Shriekin’ Specialist “Last” / “Evening”
First up, we have Shriekin’ Specialist, the stage name of Irish DJ/producer Jack Sheehan, who also records under the name Bobanghi. He just signed to up-and-coming online label Little League Records, an Ireland-based label which is well on its way to becoming a melting pot of creative minds, with Shriekin’ Specialist being at the vanguard. His debut single is two-tracks, the A-side being “Last,” and the B-side being “Evening.”
“Last” and “Evening” both share traits with the recent “cloud rap” movement of producers like Clams Casino. These two beats are very atmospheric, light, dreamy, and, well, cloudy. If you enjoy the instrumentals from A$AP Rocky’s debut mixtape, or anything by The Weeknd or Kitty Pryde or Yung Lean, then these two tracks should definitely be in your library.
“Last” is definitely the more atmospheric of the two, with light drums tapping away over an almost shoegazey synth line, and some dub styles thrown into the mix. It’s almost psychedelic, and goes through a very interesting progression. The drums become more and more complex as the song goes on, with some trap-influenced hi-hats and snares snaking their way in, making “Last” a very interesting take on this genre.
“Evening” is a significantly heavier track, that plays almost like one of Crystal Castles’ less noisy songs. The drums are definitely a very vital part of this song, and when paired with the wah-wah synths make this sound more like a bass song than a cloud rap song, but it still does retain that cloudy quality that makes it so relaxing.
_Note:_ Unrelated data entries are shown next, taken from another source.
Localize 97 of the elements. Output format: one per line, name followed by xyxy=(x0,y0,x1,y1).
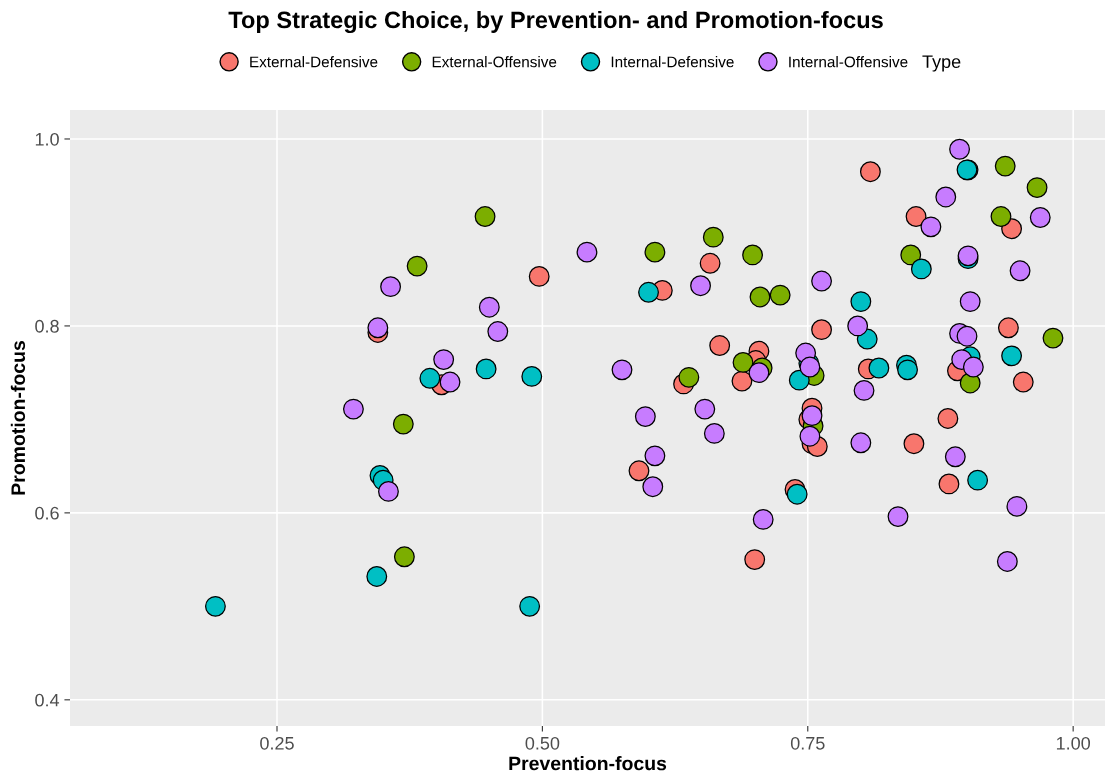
y-axis-title: Promotion-focus xyxy=(10,341,26,495)
point xyxy=(1009,260,1031,282)
point xyxy=(959,291,981,313)
point xyxy=(699,252,721,274)
point xyxy=(366,565,388,587)
point xyxy=(935,186,957,208)
x-axis-title: Prevention-focus xyxy=(509,756,667,771)
point xyxy=(628,460,650,482)
point xyxy=(342,398,364,420)
point xyxy=(944,446,966,468)
legend-label: Internal-Offensive xyxy=(789,56,908,68)
legend-label: External-Defensive xyxy=(250,56,378,68)
point xyxy=(799,356,821,378)
legend-title: Type xyxy=(922,55,961,72)
point xyxy=(642,476,664,498)
point xyxy=(694,398,716,420)
y-tick-label: 0.8 xyxy=(35,319,59,333)
point xyxy=(786,483,808,505)
point xyxy=(769,284,791,306)
point xyxy=(949,138,971,160)
x-tick-label: 0.75 xyxy=(790,736,825,750)
point xyxy=(690,275,712,297)
point xyxy=(897,359,919,381)
point xyxy=(905,206,927,228)
point xyxy=(811,319,833,341)
point xyxy=(847,315,869,337)
legend-label: Internal-Defensive xyxy=(611,56,734,68)
point xyxy=(799,425,821,447)
point xyxy=(703,422,725,444)
point xyxy=(868,357,890,379)
point xyxy=(576,241,598,263)
point xyxy=(731,370,753,392)
point xyxy=(475,358,497,380)
point xyxy=(850,291,872,313)
point xyxy=(478,296,500,318)
point xyxy=(393,546,415,568)
point xyxy=(937,408,959,429)
point xyxy=(956,325,978,347)
point xyxy=(1026,177,1048,199)
point xyxy=(521,365,543,387)
point xyxy=(887,506,909,528)
point xyxy=(748,362,770,384)
point xyxy=(474,206,496,228)
point xyxy=(788,369,810,391)
point xyxy=(378,480,399,502)
point xyxy=(638,281,659,303)
point xyxy=(910,258,932,280)
point xyxy=(644,445,666,467)
point xyxy=(1029,207,1051,228)
point xyxy=(487,321,509,342)
point xyxy=(1006,495,1028,517)
point xyxy=(367,317,389,339)
point xyxy=(392,413,414,435)
point xyxy=(749,286,771,308)
point xyxy=(859,161,881,183)
point xyxy=(752,508,774,530)
legend-label: External-Offensive xyxy=(432,56,557,68)
point xyxy=(678,366,700,388)
point xyxy=(997,317,1019,339)
x-tick-label: 0.25 xyxy=(260,736,294,750)
x-tick-label: 1.00 xyxy=(1056,736,1091,750)
point xyxy=(519,595,541,617)
point xyxy=(380,276,402,298)
point xyxy=(811,270,833,292)
point xyxy=(744,549,766,571)
point xyxy=(732,351,754,373)
point xyxy=(419,367,441,389)
y-tick-label: 1.0 xyxy=(35,132,59,146)
point xyxy=(634,406,656,428)
chart-title: Top Strategic Choice, by Prevention- and Promotion-focus xyxy=(228,10,883,34)
x-tick-label: 0.50 xyxy=(525,736,560,750)
point xyxy=(709,335,731,357)
point xyxy=(994,155,1016,177)
point xyxy=(962,356,984,378)
point xyxy=(1012,371,1034,393)
point xyxy=(996,551,1018,572)
point xyxy=(920,216,942,238)
point xyxy=(853,379,875,401)
point xyxy=(742,244,764,266)
point xyxy=(1042,327,1064,349)
point xyxy=(990,206,1012,228)
y-tick-label: 0.6 xyxy=(35,506,59,520)
point xyxy=(938,473,960,495)
y-tick-label: 0.4 xyxy=(35,693,60,707)
point xyxy=(204,595,226,617)
point xyxy=(433,349,455,371)
point xyxy=(644,241,666,263)
point xyxy=(439,371,461,393)
point xyxy=(850,432,872,454)
point xyxy=(528,265,550,287)
point xyxy=(900,244,922,266)
point xyxy=(967,469,989,491)
point xyxy=(1001,345,1023,367)
point xyxy=(611,359,633,381)
point xyxy=(406,255,428,277)
point xyxy=(903,433,925,455)
point xyxy=(702,226,724,248)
It’s not at all overbearing. It’s like someone took a TNGHT or Lex Luger instrumental, colored it pink, filtered it through some bubbles, and added some Mario music.
“Last” / “Evening” is definitely a worthwhile single, and Shriekin’ Specialist shows quite a bit of potential, as long as he doesn’t fall into the already conquered territory of Clams Casino. I’d love to see where this project goes, and I hope it continues to stretch the boundaries of this genre.
“Last” – 7.8
“Evening” – 8.2
Finite “Warhol’s Warning”
One of the best things about reviewing music, I’ve learned, is that once in a while you’ll get to hear about a group so new they’ve only recorded one song together. There’s something really special about being one of the first fans of a band, and I’m giving you guys that opportunity once again, with a brand new group called Finite, a 4-piece who hail from Birmingham, England. The four members of the band have been friends for over 15 years and have played music together before, and now they’re taking their love of 90s alternative rock and combining it with post-hardcore and math rock to craft very fun yet not at all derivative tunes together.
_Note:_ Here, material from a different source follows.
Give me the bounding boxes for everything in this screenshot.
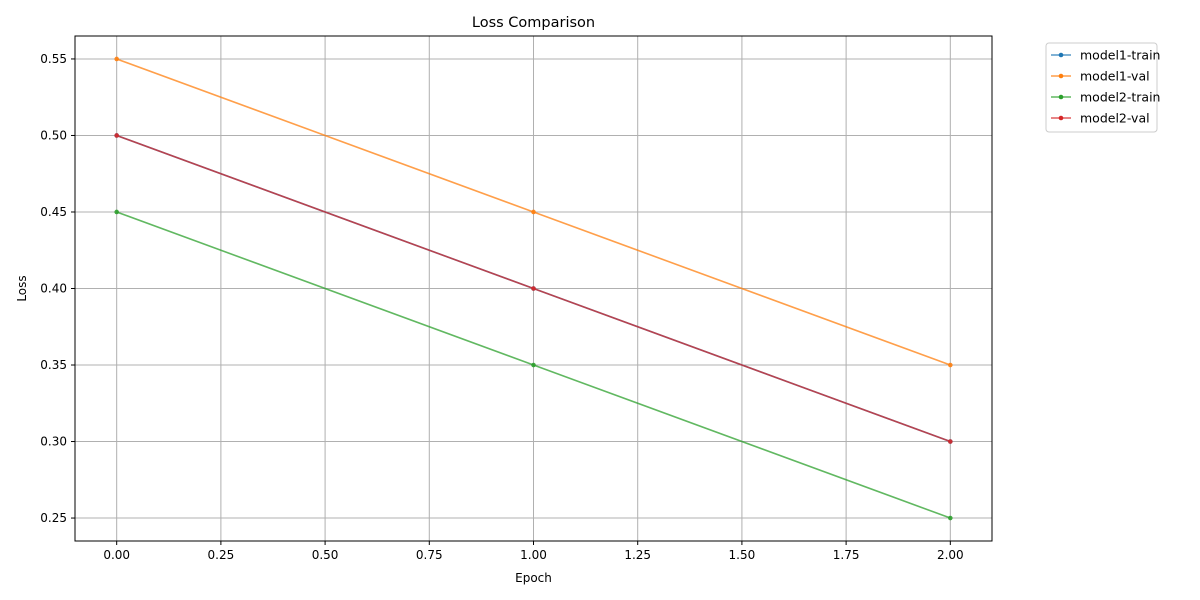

This first track of theirs is called “Warhol’s Warning” and it’s a very groovy hard rock song that brings to mind bands like Soundgarden, Shellac, Kyuss, Quicksand, and tons of more genre-bending hard rock groups from the 90s. It really does cover the rock and roll spectrum, from Tool’s “Lateralus” to Weezer’s “Blue Album,” and those who champion the 90s sound should be all over this song like strings on a guitar.
“Warhol’s Warning” is not only fun to listen to, but it’s one of those tracks you want to listen to over and over again. There’s nothing offensive about it, it’s not too watered down or clean or glossy; it perfectly recalls the 90s alternative sound in a way that many bands fail to do. And I only hope that Finite continue to get more aggressive and loud as they put out more music (they should hopefully have a debut studio album on its way).